L'UNITA' di lunedì 14 novembre 2005 pubblica in prima pagina e a èagina 25 un articolo di Maurizio Chierici, "Falluja silenzio stampa", nel quale viene formulato un esplicito paragone tra il comportamento delle forze armate americane in Iraq e il nazismo e tra la battaglia di Falluja e lo sterminio degli ebrei.
L'uso del fosforo bianco contro obiettivi umani è stato seccamente smentito dagli americani e ancora non è stato provato il contrario.
In ogni caso, nessuno ha accusato gli Stati Uniti di aver bersagliato con le armi al fosforo obiettivi civili e andrebbe ricordato che la battaglia di Falluja è iniziata solo dopo che le truppe americane avevano assicurato l'evacuazione della popolazione civile (non accettata da tutti i non combattenti).
Vedere in questa condotta qualcosa di simile al nazismo ci sembra, come minimo, una violenta deformazione propagandistica.
Come pure gli insulti contro Massimo Teodori, reo di avere tentato, durante una trasmissione televisiva, dirispondere all'uso propagandistico delle tuttora frammentarie e dubbie informazioni sulla vicenda di Falluja.
Ecco il testo:Non è facile dirlo ma sono spaventato dalla violenza quotidiana della quale noi perbene ci dichiariamo incolpevoli. Il male è sempre la piaga degli altri. non spaventano solo le periferie che bruciano, o le mafie che sparano, o le guerre che continuano il loro trionfo tra squilli e bandiere e poi un po' di morti altrimenti che guerra è. L'angoscia di una società impaurita dal futuro è l'indifferenza: far finta di niente alzando il volume delle vioci e delle cose inutili per soffocare le voci del disagio.

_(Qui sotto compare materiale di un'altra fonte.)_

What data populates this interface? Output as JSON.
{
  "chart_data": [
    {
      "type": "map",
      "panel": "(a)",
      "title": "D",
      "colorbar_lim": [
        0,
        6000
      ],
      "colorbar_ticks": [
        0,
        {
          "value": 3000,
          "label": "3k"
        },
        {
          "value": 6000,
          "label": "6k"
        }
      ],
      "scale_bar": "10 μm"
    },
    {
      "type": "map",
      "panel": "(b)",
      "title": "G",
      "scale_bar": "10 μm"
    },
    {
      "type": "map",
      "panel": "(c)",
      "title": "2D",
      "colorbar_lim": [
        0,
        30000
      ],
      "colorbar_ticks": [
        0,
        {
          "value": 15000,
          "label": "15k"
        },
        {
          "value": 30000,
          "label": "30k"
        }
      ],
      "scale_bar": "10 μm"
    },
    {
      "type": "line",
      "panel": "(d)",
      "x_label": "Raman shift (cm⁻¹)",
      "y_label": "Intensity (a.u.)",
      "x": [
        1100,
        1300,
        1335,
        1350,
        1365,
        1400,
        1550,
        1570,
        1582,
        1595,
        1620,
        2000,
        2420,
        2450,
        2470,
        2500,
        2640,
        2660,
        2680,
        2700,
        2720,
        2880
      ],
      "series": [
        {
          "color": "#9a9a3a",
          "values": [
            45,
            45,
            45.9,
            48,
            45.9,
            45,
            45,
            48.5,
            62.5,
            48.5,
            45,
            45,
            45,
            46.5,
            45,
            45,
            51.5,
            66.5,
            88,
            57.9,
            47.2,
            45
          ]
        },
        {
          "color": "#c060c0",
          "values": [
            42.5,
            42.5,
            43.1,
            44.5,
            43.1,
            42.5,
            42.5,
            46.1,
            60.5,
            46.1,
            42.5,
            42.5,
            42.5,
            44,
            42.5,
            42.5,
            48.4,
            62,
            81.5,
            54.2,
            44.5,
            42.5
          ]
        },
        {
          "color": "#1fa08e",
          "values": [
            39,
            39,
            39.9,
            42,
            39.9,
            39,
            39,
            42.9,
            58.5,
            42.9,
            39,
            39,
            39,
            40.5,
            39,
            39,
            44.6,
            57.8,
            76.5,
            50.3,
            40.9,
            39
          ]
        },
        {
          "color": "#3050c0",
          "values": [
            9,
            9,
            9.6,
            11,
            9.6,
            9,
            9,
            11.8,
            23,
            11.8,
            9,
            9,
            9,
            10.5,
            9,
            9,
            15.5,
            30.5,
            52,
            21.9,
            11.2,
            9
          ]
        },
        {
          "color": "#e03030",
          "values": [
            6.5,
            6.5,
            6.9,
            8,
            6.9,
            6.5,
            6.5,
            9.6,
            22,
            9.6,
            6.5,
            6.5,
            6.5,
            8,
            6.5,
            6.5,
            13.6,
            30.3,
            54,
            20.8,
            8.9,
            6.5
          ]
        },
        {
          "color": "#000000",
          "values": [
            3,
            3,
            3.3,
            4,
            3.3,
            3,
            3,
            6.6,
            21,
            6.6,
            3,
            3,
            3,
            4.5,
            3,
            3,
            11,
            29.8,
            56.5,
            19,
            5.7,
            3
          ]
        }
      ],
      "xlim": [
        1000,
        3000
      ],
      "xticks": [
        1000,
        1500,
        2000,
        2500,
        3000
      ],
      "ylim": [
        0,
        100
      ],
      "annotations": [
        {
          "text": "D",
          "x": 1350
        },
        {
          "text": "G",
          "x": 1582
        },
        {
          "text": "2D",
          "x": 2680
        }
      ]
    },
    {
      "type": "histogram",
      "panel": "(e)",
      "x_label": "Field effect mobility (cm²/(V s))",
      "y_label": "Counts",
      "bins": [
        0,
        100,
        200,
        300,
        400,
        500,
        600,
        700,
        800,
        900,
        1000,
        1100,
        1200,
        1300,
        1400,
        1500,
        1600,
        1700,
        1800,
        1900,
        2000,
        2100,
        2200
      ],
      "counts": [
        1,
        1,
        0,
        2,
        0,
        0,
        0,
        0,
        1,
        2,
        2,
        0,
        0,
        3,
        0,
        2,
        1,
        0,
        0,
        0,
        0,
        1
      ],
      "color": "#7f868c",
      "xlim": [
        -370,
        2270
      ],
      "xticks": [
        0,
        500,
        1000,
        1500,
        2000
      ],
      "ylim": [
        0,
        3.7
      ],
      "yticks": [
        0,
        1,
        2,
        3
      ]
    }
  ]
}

Stiamo bene così fino a quando le voci non scoppiano. Per fare un esempio televisivo, trascurando il Vespa indaffaratissimo tra ricette politiche e ricette gastronomiche, ho raccolto la citazione di uno spazio serio: Primo Piano, Rai 3, Tv di venerdì sera.
Negli anni cinquanta il dubbio che accompagnava nuove e vecchie generazioni voleva scoprire se la gente qualsiasi della Germania nazista sapesse o non sapesse dei campi di sterminio. Adesso noi sappiamo quasi tutto su ciò che succede attorno, eppure, come certi tedeschi di allora, facciamo finta di niente.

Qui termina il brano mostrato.